The Rays have been considering sites on both the St. Petersburg and Tampa sides of the bay.
"It really depends on progress, right?" Manfred said. "At the point in time that it starts to grind to a halt and nothing's happening -- I don't think we're there, OK -- but at that point in time where everybody's kind of, you get this look of where are we going next, that's when you've got to start thinking about what your alternatives are."
The San Francisco Chronicle reported last month the A's are focusing on three locations. The paper said the team is strongly interested in a 13-acre site near downtown that currently is headquarters of the Peralta Community College District.
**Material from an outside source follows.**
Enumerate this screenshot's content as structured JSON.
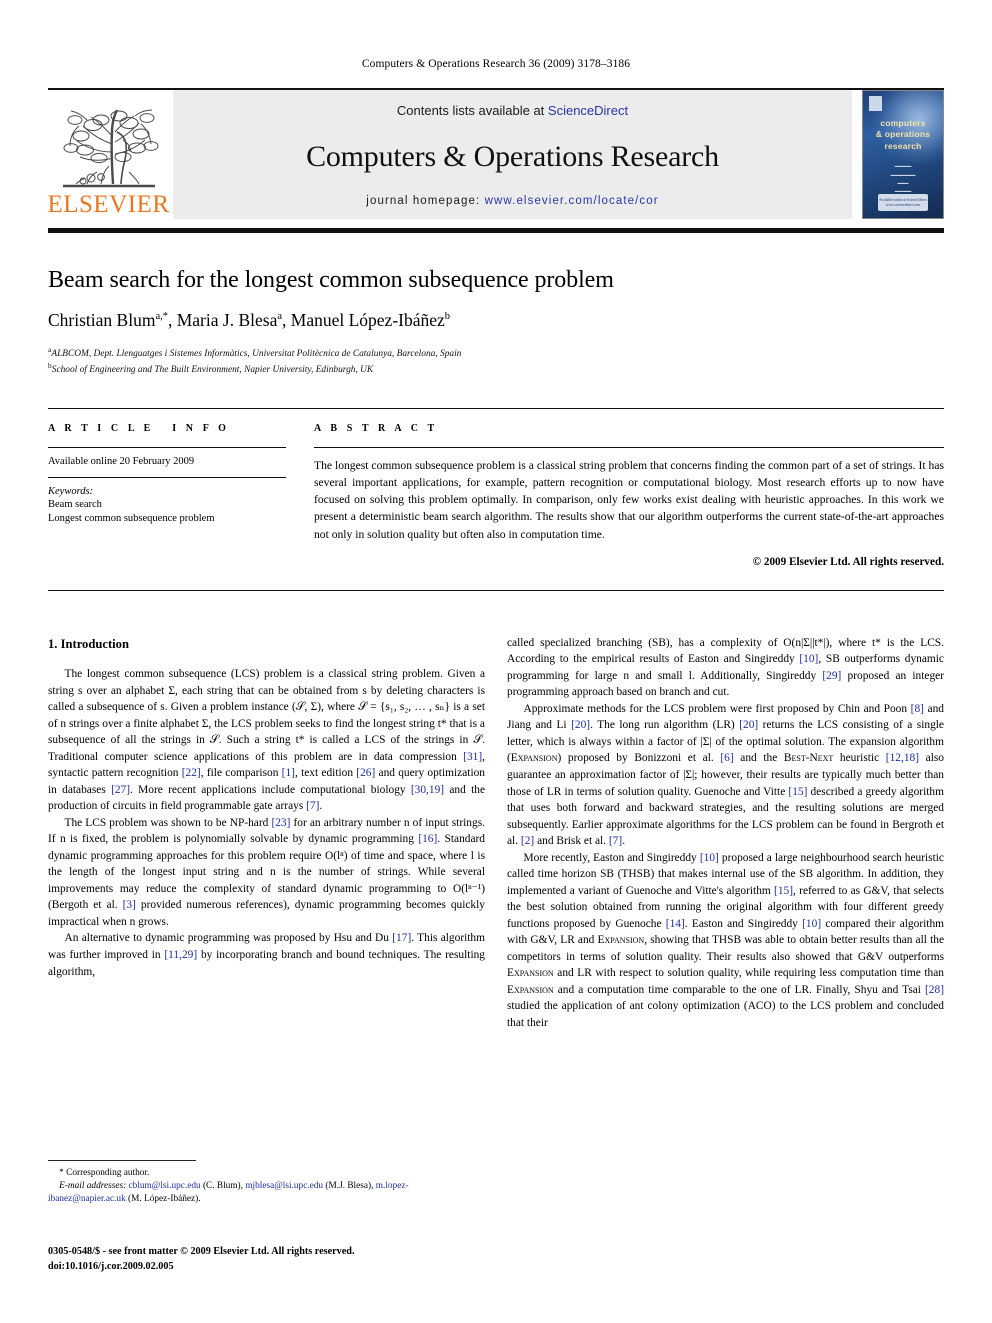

The Chronicle also said Oakland Mayor Libby Schaaf favors Howard Terminal, north of Jack London Square, and the team is considering constructing a new ballpark at its current location, the Oakland-Alameda County Coliseum.
John Fisher was approved in November as the controlling owner of the Athletics.
"They've said they're going to by the end of the year identify a site in Oakland that's their preferred site," Manfred said. "I think that given the change in the control situation in Oakland that it was prudent for Mr. Fisher to take a year and make a decision as to what site he thinks is the best. That decision is a uniquely local decision. I really don't believe it is my job to have a preference for those sites. They know their market better."
Manfred said at a Town Hall on Monday that MLB will delay any plans for expansion until after the A's and Rays get new ballparks. He mentioned Montreal, Mexico City and Charlotte, North Carolina, as expansion candidates.